Bitcoin’s price action mirrored the ETF trends, falling to a four-week low of $108,700 by late September 25. On-chain metrics indicated extreme profit-taking, with over 3.4 million BTC realized by long-term holders, a level historically associated with market tops. Short-term holders faced liquidation risks as the Short-Term Holder NUPL indicator hovered near zero. Analysts warned of deeper corrections if Bitcoin breached $107,500, the early September low, noting that stop-loss selling could amplify downward momentum[3].
The gold market, in contrast, continued its 2025 rally, hitting a record high of $3,700 per ounce. Institutional investors increasingly favored gold over Bitcoin, citing its structural advantages as a safe-haven asset.
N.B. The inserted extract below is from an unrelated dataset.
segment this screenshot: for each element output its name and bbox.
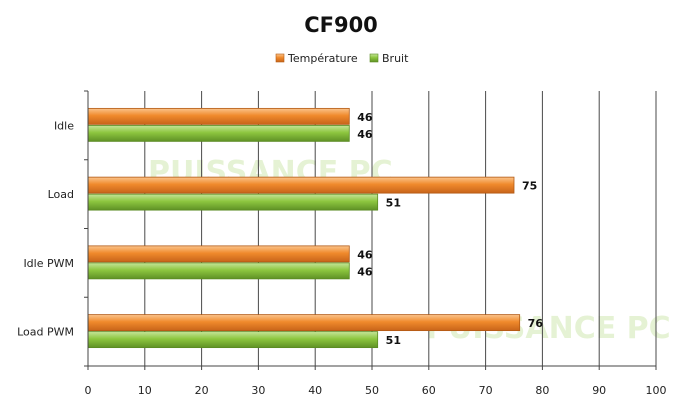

Gold’s 39% year-to-date gain outperformed Bitcoin’s 24% rise, with analysts attributing the divergence to Bitcoin’s volatility and regulatory uncertainties. Joe Consorti, a Bitcoin analyst, noted that gold typically leads Bitcoin by about 100 days, suggesting Bitcoin could follow suit in the fourth quarter if macroeconomic conditions align[4]. Peter Schiff, a gold advocate, argued that Bitcoin’s 16% underperformance against gold since 2021 indicated a shift in capital toward traditional safe havens[5].
The interplay between gold and Bitcoin highlighted broader market dynamics. While Bitcoin’s capped supply and institutional adoption positioned it as a long-term store of value, its price action remained sensitive to macroeconomic cycles. Tephra Digital projected Bitcoin could reach $167,000–$185,000 if historical correlations with gold and global M2 money supply held. However, immediate risks included a potential 15% drawdown if Bitcoin failed to hold $109,000–$110,000 support[6].
Institutional flows and regulatory developments further complicated the outlook. The U.S. Securities and Exchange Commission’s scrutiny of crypto treasury deals and the proposed CLARITY Act, which could classify Bitcoin as a commodity, added uncertainty. Deutsche Bank’s forecast for Bitcoin to become a reserve asset by 2030 underscored its potential as a hedge against inflation, but short-term volatility remained tied to macroeconomic and regulatory shifts[7].